Figures & data
Figure 1. Montelukast treatment increased the expression of PGC-1α in Beas-2b cells. (A–B) Beas-2b cells were stimulated with montelukast (5, 10, and 20 µM) for 24 h. Expression of PGC-1α was measured (*, p < .01 vs. vehicle group; #, p < .01 vs. 5 µM montelukast group; $, p < .01 vs. 10 µM montelukast group, n = 5–6).
Figure 2. Montelukast treatment increased the expression of NRF-1 and TFAM in Beas-2b cells. (A–B) Beas-2b cells were treated with 10 µM montelukast for 24 h. Expression of NRF-1 and TFAM was measured (*, p < .01 vs. vehicle group, n = 5–6).
Figure 3. Montelukast treatment promoted mitochondrial biogenesis in Beas-2b cells. Cells were stimulated with 10 µM montelukast for 24 h. (A) Mitochondrial mass; (B) mtDNA/nDNA; (C) Expression of cytochrome B (*, p < .01 vs. vehicle group, n = 5–6).

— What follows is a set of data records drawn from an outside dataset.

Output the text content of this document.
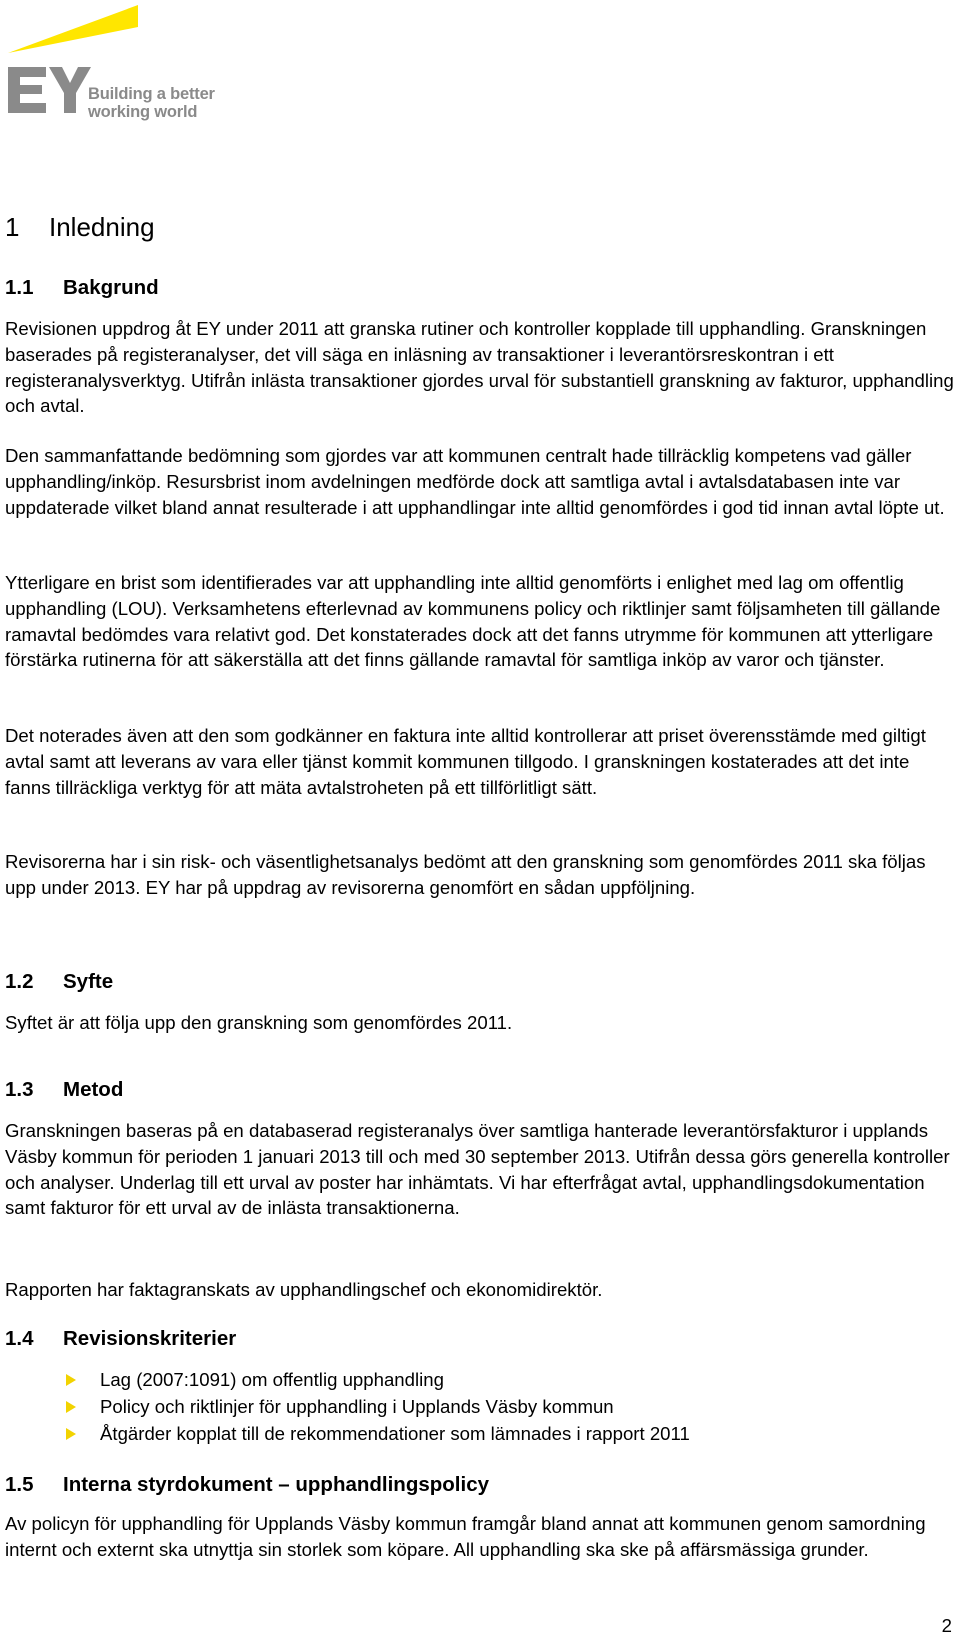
Building a better
working world
1 Inledning
1.1 Bakgrund

Revisionen uppdrog åt EY under 2011 att granska rutiner och kontroller kopplade till upphandling. Granskningen baserades på registeranalyser, det vill säga en inläsning av transaktioner i leverantörsreskontran i ett registeranalysverktyg. Utifrån inlästa transaktioner gjordes urval för substantiell granskning av fakturor, upphandling och avtal.

Den sammanfattande bedömning som gjordes var att kommunen centralt hade tillräcklig kompetens vad gäller upphandling/inköp. Resursbrist inom avdelningen medförde dock att samtliga avtal i avtalsdatabasen inte var uppdaterade vilket bland annat resulterade i att upphandlingar inte alltid genomfördes i god tid innan avtal löpte ut.

Ytterligare en brist som identifierades var att upphandling inte alltid genomförts i enlighet med lag om offentlig upphandling (LOU). Verksamhetens efterlevnad av kommunens policy och riktlinjer samt följsamheten till gällande ramavtal bedömdes vara relativt god. Det konstaterades dock att det fanns utrymme för kommunen att ytterligare förstärka rutinerna för att säkerställa att det finns gällande ramavtal för samtliga inköp av varor och tjänster.

Det noterades även att den som godkänner en faktura inte alltid kontrollerar att priset överensstämde med giltigt avtal samt att leverans av vara eller tjänst kommit kommunen tillgodo. I granskningen kostaterades att det inte fanns tillräckliga verktyg för att mäta avtalstroheten på ett tillförlitligt sätt.

Revisorerna har i sin risk- och väsentlighetsanalys bedömt att den granskning som genomfördes 2011 ska följas upp under 2013. EY har på uppdrag av revisorerna genomfört en sådan uppföljning.

1.2 Syfte

Syftet är att följa upp den granskning som genomfördes 2011.

1.3 Metod

Granskningen baseras på en databaserad registeranalys över samtliga hanterade leverantörsfakturor i upplands Väsby kommun för perioden 1 januari 2013 till och med 30 september 2013. Utifrån dessa görs generella kontroller och analyser. Underlag till ett urval av poster har inhämtats. Vi har efterfrågat avtal, upphandlingsdokumentation samt fakturor för ett urval av de inlästa transaktionerna.

Rapporten har faktagranskats av upphandlingschef och ekonomidirektör.

1.4 Revisionskriterier
Lag (2007:1091) om offentlig upphandling
Policy och riktlinjer för upphandling i Upplands Väsby kommun
Åtgärder kopplat till de rekommendationer som lämnades i rapport 2011
1.5 Interna styrdokument – upphandlingspolicy

Av policyn för upphandling för Upplands Väsby kommun framgår bland annat att kommunen genom samordning internt och externt ska utnyttja sin storlek som köpare. All upphandling ska ske på affärsmässiga grunder.

2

Figure 4. Montelukast treatment induced a gain in mitochondrial function in Beas-2b cells. Cells were stimulated with 10 µM montelukast for 24 h. (A). Representative results of oxygen content consumption in non-treated (blue curve) and montelukast-treated (purple curve) Beas-2b cells; (B). Summarized mitochondrial respiratory rate (*, p < .01 vs. vehicle group, n = 6).
Figure 5. Montelukast treatment increased the production of ATP in Beas-2b cells. Cells were stimulated with 10 µM montelukast for 24 h. ATP production was measured (*, p < .01 vs. vehicle group, n = 6).

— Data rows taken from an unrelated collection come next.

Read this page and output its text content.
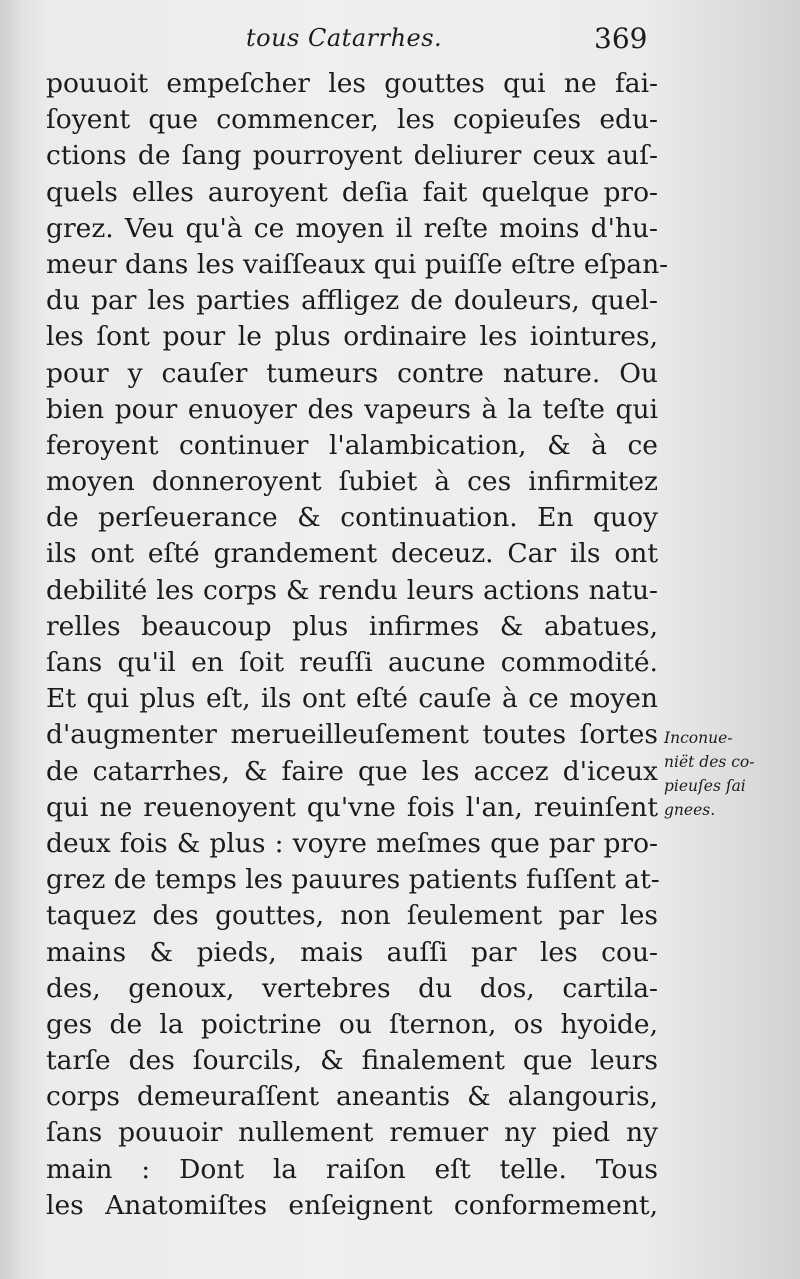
tous Catarrhes.	369
pouuoit empeſcher les gouttes qui ne fai-
ſoyent que commencer, les copieuſes edu-
ctions de ſang pourroyent deliurer ceux auſ-
quels elles auroyent deſia fait quelque pro-
grez. Veu qu'à ce moyen il reſte moins d'hu-
meur dans les vaiſſeaux qui puiſſe eſtre eſpan-
du par les parties affligez de douleurs, quel-
les ſont pour le plus ordinaire les iointures,
pour y cauſer tumeurs contre nature. Ou
bien pour enuoyer des vapeurs à la teſte qui
feroyent continuer l'alambication, & à ce
moyen donneroyent ſubiet à ces infirmitez
de perſeuerance & continuation. En quoy
ils ont eſté grandement deceuz. Car ils ont
debilité les corps & rendu leurs actions natu-
relles beaucoup plus infirmes & abatues,
ſans qu'il en ſoit reuſſi aucune commodité.
Et qui plus eſt, ils ont eſté cauſe à ce moyen
d'augmenter merueilleuſement toutes ſortes
de catarrhes, & faire que les accez d'iceux
qui ne reuenoyent qu'vne fois l'an, reuinſent
deux fois & plus : voyre meſmes que par pro-
grez de temps les pauures patients fuſſent at-
taquez des gouttes, non ſeulement par les
mains & pieds, mais auſſi par les cou-
des, genoux, vertebres du dos, cartila-
ges de la poictrine ou ſternon, os hyoide,
tarſe des ſourcils, & finalement que leurs
corps demeuraſſent aneantis & alangouris,
ſans pouuoir nullement remuer ny pied ny
main : Dont la raiſon eſt telle. Tous
les Anatomiſtes enſeignent conformement,
Inconue-
niët des co-
pieuſes ſai
gnees.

Figure 6. Montelukast-induced generation of cAMP in Beas-2b cells. Cells were stimulated with 10 µM montelukast for 1 h. Intracellular levels of cAMP were determined (*, p < .01 vs. vehicle group, n = 6).
Figure 7. Montelukast-induced expression of PGC-1α in Beas-2b cells is mediated by cAMP/CREB. (A) Beas-2b cells were stimulated with 10 µM montelukast for 1 h. Phosphorylated and total levels of CREB were determined; (B) Cells were stimulated with 10 µM montelukast with or without H89 (10 μM) for 24 h. The expressions of phosphorylated CREB, total CREB and PGC-1α were measured by western blot analysis; (C) Beas-2b cells were stimulated with 10 µM montelukast with or without H89 (10 μM) for 24 h. The expressions of NRF1 and TFAM were measured by western blot analysis; (D) Beas-2b cells were stimulated with 10 µM montelukast with or without H89 (10 μM) for 24 h. mtDNA/nDNA was determined (*, #, p < .01 vs. previous column group, n = 6).